Tuesday, January 7, 2014

Remind yourself.


It's my life.

The last post probably seems incredibly shallow and to a degree it is. Of course I like a muscular man who's strong and can pick me up on a whim. However, the reason someone who works out is important to me is because going to the gym and working out is a lifestyle. It goes with eating well and taking care of your body. Obviously that photo is a not extreme but I want to be with someone who cares about their body and their health. I am a much happier person when I go I the gym. I feel better, I sleep better, I'm less stressed out and I'm more confident. All of these things matter to me. And not all but most people who don't live that kind of lifestyle don't understand that I'm inclined to get up early on Saturday so I can go to the gym. I am probably not going to eat garbage all week because it doesn't make my body feel good or give me the nutrition I need. Most people who don't live that lifestyle can't understand that I won't be one until 7pm when I left at 7am because it's imperative I go to the gym before I go home. Most people don't understand that I don't want to booze hard all the time because it's counterproductive. Or I might not meet you for coffee or a drink or lunch because I haven't gone to the gym yet and I need to. 
Granted there are some people who do understand the type of commitment that this lifestyle entails and if I find a man that makes me happy and treats me well and understands my love for the gym then yeah maybe it could work. But until I find price charming I am going to be checking out every single dude at the gym eeSt single day. 
P.S. In Calgary the gym is HOT DUDE CENTRAL. 

But actually do you lift bro?


Sunday, January 5, 2014

Brilliant.

I'm reading The Giver again. I start teaching it. I forgot just how much I love this book. 

I just don't know.

I think sometimes you reach this point in life where you just don't really know anymore. I feel like I don't know anything at this point. I'm not where I thought I'd be at 22. I'm not sure how the next few months are going to go. 

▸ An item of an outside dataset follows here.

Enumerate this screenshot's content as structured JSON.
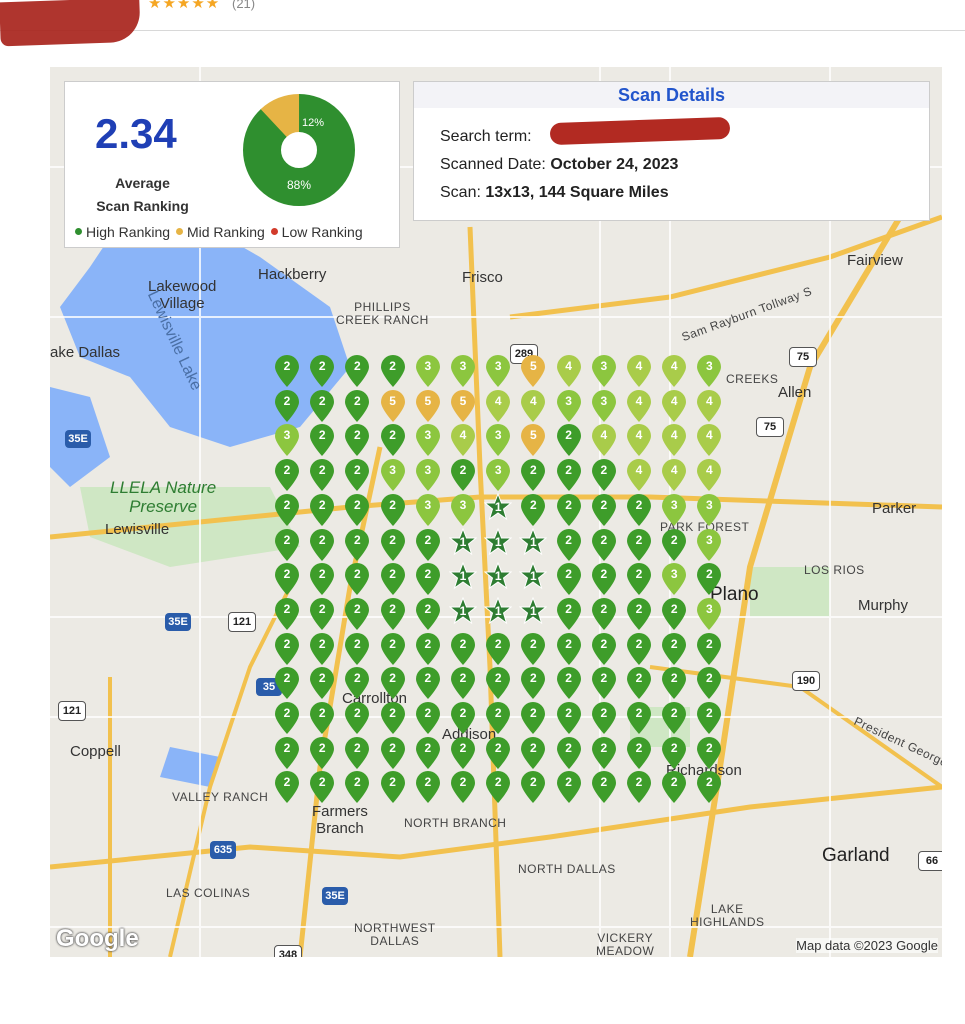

I want you to be strong for me.

HP and CR got engaged. I'm happy for HP because this is what she's wanted for a very long time. She seems much happier in this relationship than she did when she was with BN. 
Despite my happiness for them, I hate when people my age get engaged. I hate the notion that someone has found someone that they want to spend their entire life with. They are okay to commit fully to someone. It just makes me feel behind. I know that I'm not and getting married at 22 is the right time for some people. You know when you're in junior high and high school, being married at 21, 22, 23 seems reasonable. And then you are 18 finishing high school with a boy you love and you can see being ready to marry him in 3 or 4 years. And then you're 21 or 22 and you are unsure of how you got here so fast; you're not ready to be married. And I think about how alone I am. Not that I need to get married right now but when you don't even have a prospective relationship in sight it's frustrating. You see how happy people can be in a partnership and it's something to be desired. 
At the end of the day all of the most successful people in life always talk about love being the most important thing. It's a driving and connecting force in our lives. 
And I'm strong, I know that I will be just fine and one day I will figure it out. Sometimes I just don't want to be the strong one. I want someone to be strong for me.